Kiedy życie daje Ci sto powodów do płaczu, Ty pokaż mu, że masz sto powodów do radości.

Proste? Ani trochę.

Sierpień przyszedł do nas w końcu z nadzieją na złapanie oddechu. Znacie to uczucie, że w środku jesteście już na skraju? Że albo byście spali za pieniądze, albo wręcz odwrotnie liczycie kolejne bezsenne noce. Nasilające się bóle i dziwne przypadłości, które nie są niczym innym jak wołaniem organizmu o przerwę. Nie cieszy to co cieszyło, a może nie cieszy już nic, bo coraz trudniej jest pozbierać myśli.

Jeszcze balansujemy, ale sami czujemy, że jak się już wyłożymy to z hukiem.

Właśnie dlatego każdy z nas zaopatrzony jest w ukryty akumulatorek, który musi ładować, by mieć siłę iść przez życie. I jest z nami dokładnie tak samo jak z samochodami, jeśli pewnego dnia akumulator siądzie to poprostu nie odpalisz. Te dobre wspomnienia, odpoczynek, oderwanie od codzienności, ta mała iskra starczy by codziennie nas odpalać do działania i funkcjonowania. Właśnie dlatego nie wolno nam o tym zapominać.

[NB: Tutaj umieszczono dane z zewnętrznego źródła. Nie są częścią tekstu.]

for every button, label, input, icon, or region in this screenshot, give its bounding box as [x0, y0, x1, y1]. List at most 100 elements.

A co jeśli przesadziliśmy i jest po akumulatorze? Bez kabli się nie obędzie. A tego nikt z nas nie chce, przymusowego garażowania i wspomagaczy (oby nie była potrzebna już pomoc medyczna…).

To się nazywa łapanie perspektywy na ważne sprawy:)

Z taką Śmieszką, która zaraża uśmiechem to i na koniec świata!

Mieć czas i uwagę by poprostu cieszyć się piaskiem.

Nasza nadmorska miejscowość jest malutka i od południowej strony otoczona jest takimi kwietnymi łąkami.

Tak, to właśnie ujęcia, do których będę wracać przez cały rok i ładować duszę

Mama i Tata kumulują siły:) Damy radę nadchodzącemu roku szkolnemu? Mamy nadzieję;)))

Chwilo! Będę Cię pielęgnować pod swoimi powiekami…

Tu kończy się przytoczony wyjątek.